Client Action defined on the button of the Demo

 

Create a callback client action to be executed after the Execute runs in the action defined just above. This callback is executed when the user successfully solves the captcha (meaning that either the user solved the challenge or it was not necessary). This is the action where you need to put your business logic. Place the Reset client action available by the component on the flow and link it with the Id attribute of the local variable. Your flow should look like this:

 

 

Business related Client Action

 

5. Final Overview/Conclusion

 

 

 

As we mention in the introduction, the goal of these steps was to implement a google reCAPTCHA v2 Invisible security system to our simple web page that lets a user submit a form.
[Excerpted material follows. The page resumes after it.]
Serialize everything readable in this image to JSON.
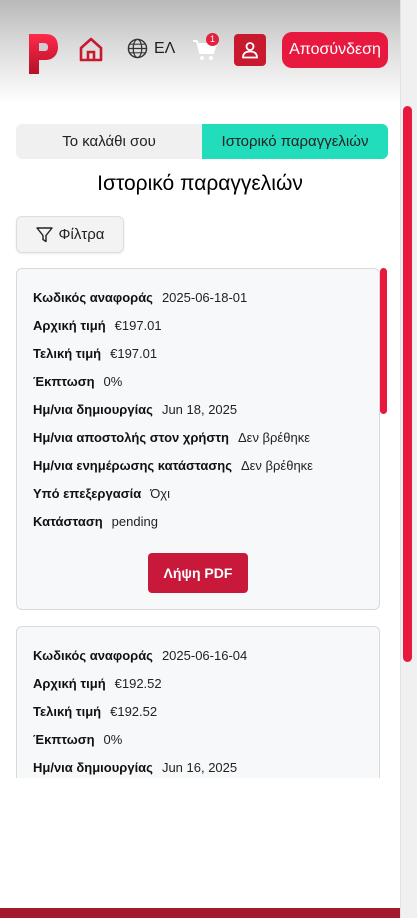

After following these steps we should have this reCAPTCHA v2 Invisible component working without problems please check the demo for this use-case and the demo code that is also available with the component.

 

 

 

Summary of how to use this component : 

 


 

reCAPTCHA v3:

 
  1. Place the block anywhere on the screen, configure the parameters.
  2. Implement the Render event saving the captcha's Id.
  3. Call v3Execute client action on each action you wish to protect.
  4. Either use the response token from v3Execute or implement the Callback event to verify the user's response.
 

reCAPTCHA Checkbox:

 
  1. Place the block anywhere on the screen, configure the parameters.
  2. Either call GetResponse or implement the Callback event to obtain the token and verify the user's response.
 

reCAPTCHA v2 Invisible:

 
  1. Place the block anywhere on the screen, configure the parameters.
  2. Call Execute whenever you wish to challenge the user (the challenge may raise or not depending on the user's interaction with the site).
  3. Implement the Callback event to obtain the token and verify the user's response.